Mar 8, 2014 09:20 GMT  ·  By

Earlier this week, some Anonymous hackers claimed to have breached into the systems of John Hopkins University. The educational institution admits that its systems have been breached.

The hackers published the names, phone numbers, email addresses and positions of Biomedical Engineering Department staff and the details of students who took the Design Team course.

The information was among the 103 Mb of data taken from the university’s databases. The hackers uploaded the stolen data to Mega, but it has been removed.

Johns Hopkins University spokesman Dennis O’Shea stated that they learned of the data leak after being notified by the FBI.

“This came one day after the department received what can only be described as an extortion message from someone claiming to be a member of the hackers’ group called Anonymous,” O’Shea said.

“The extortionist threatened to post stolen BME Department data if the university did not provide user ID and password credentials to access the university’s network. The university did not and will not provide that access,” he added.

An investigation has been launched by the university. The FBI is also looking into this case. However, so far, JHU says there’s no evidence that social security numbers or financial information has been compromised because the breached server does not store such information.

JHU highlights the fact that much of the stolen information is actually publicly available on the Biomedical Engineering Department website.

“The breach apparently occurred late last year, but came to light when someone posted on Twitter in January that the server was open to attack. The coding error that left a database on the server vulnerable was promptly identified and fixed, but the data had already been extracted,” O’Shea noted.

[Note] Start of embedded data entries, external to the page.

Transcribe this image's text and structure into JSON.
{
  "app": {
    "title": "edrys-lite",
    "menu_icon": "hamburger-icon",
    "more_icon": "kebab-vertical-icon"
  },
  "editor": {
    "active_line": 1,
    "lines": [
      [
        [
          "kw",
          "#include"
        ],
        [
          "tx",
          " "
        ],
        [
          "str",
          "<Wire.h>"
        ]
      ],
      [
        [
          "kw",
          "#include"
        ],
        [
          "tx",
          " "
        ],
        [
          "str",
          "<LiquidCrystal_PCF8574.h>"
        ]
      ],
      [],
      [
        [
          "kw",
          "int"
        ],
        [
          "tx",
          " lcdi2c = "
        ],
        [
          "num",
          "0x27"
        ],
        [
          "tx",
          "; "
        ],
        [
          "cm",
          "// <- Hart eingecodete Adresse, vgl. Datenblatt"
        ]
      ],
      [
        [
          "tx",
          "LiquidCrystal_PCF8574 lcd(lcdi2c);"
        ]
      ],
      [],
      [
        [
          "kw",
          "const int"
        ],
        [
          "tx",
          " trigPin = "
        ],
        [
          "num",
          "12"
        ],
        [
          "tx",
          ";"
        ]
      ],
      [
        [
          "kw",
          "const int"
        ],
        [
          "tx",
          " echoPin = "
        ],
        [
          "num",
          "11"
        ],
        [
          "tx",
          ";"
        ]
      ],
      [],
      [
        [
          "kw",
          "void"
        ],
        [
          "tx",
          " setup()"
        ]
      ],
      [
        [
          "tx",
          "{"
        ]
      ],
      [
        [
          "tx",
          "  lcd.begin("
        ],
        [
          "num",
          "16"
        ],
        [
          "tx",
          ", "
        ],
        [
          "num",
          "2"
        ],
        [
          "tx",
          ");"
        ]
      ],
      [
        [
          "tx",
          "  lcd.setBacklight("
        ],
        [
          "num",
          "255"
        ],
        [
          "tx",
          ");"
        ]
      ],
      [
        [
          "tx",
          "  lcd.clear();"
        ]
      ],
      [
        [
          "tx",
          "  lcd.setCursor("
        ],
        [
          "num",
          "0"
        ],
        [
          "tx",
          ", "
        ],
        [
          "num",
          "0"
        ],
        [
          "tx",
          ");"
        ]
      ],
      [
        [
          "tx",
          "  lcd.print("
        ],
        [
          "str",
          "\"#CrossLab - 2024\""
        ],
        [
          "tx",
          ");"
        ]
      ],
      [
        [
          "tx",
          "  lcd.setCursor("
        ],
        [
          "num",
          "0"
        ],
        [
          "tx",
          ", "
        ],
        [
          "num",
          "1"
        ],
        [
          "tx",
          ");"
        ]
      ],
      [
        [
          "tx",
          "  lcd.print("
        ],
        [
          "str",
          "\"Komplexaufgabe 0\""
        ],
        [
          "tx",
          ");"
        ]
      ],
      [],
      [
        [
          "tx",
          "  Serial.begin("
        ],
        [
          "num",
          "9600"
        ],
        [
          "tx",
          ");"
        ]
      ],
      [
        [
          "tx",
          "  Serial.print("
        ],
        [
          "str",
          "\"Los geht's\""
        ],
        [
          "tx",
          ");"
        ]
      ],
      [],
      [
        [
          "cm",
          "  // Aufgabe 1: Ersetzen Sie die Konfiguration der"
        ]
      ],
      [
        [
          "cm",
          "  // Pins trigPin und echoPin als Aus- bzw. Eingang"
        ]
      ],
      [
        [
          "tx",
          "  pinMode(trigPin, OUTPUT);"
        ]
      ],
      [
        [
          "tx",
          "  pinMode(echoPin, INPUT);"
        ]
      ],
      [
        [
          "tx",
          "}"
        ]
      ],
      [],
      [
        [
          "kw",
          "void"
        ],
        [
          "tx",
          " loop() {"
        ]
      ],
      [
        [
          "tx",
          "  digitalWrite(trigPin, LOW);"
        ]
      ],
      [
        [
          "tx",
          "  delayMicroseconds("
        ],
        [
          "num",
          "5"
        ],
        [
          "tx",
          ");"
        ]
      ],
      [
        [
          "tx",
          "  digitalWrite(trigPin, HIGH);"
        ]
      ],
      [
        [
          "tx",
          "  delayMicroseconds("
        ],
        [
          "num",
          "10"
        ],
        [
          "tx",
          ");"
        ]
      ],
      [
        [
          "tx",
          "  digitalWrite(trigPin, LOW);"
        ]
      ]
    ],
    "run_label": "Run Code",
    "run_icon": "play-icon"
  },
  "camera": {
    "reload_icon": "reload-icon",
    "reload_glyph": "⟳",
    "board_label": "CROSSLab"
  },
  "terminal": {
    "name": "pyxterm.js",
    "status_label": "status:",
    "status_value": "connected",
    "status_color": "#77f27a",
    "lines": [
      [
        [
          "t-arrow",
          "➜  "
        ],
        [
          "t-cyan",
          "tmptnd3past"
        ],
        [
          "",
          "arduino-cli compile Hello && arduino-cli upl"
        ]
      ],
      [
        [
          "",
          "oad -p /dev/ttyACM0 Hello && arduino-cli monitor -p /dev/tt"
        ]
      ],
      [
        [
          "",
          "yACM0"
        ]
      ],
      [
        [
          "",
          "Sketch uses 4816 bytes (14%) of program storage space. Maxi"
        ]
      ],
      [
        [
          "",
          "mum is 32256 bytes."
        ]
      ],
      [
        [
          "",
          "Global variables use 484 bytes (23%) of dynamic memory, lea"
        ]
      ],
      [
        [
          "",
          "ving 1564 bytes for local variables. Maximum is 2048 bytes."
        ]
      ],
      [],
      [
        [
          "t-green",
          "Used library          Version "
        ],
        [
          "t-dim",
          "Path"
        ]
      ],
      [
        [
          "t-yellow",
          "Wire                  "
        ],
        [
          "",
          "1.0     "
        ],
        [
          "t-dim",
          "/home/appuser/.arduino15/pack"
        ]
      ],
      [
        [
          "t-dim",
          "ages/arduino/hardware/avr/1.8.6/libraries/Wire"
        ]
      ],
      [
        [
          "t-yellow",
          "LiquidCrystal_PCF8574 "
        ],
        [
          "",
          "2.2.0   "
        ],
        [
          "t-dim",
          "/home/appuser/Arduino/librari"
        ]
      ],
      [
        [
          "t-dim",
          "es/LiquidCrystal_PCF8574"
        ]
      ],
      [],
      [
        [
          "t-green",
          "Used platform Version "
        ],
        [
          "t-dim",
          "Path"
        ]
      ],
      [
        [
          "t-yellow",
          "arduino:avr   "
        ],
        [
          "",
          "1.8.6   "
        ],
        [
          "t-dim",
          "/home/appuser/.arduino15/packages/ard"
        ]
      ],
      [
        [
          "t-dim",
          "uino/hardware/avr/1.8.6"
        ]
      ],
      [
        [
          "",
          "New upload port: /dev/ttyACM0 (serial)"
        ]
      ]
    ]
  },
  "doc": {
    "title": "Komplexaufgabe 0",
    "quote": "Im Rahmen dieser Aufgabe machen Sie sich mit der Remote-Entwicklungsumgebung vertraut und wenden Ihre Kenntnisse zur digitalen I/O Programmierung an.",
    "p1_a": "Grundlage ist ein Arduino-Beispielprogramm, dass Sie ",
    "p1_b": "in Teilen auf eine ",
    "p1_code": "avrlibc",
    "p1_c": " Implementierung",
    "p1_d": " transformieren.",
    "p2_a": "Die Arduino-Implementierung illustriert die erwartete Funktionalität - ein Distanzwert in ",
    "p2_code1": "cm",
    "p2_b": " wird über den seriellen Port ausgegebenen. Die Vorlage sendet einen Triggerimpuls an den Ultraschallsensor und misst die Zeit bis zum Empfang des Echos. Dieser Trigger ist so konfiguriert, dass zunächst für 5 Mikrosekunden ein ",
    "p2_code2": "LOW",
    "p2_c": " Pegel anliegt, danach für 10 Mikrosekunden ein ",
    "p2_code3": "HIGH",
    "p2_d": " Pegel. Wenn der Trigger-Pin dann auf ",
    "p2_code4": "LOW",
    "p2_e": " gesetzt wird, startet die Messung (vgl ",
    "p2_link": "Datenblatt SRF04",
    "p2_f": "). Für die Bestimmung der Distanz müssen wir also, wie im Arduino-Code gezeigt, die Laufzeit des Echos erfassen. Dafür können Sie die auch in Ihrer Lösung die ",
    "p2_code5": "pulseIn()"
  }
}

As far as the extortion accusations are concerned, in a statement published on Pastebin, the hackers said, “In reality, we had no intention to extort such access out of this university, we were merely trying to scare the [expletive] out of them.”

“For those of you who think this is harsh and uncalled for -- we say, ‘good.’ Anonymous doesn't [expletive] around. We gave you our demands, John Hopkins, you didn't reply, and now you are being taught a lesson,” the Anonymous hackers wrote.

“In addition, when we told the staff members of JHU that we had all their data and all their base, we explained that this would be entirely their fault if they did not comply.”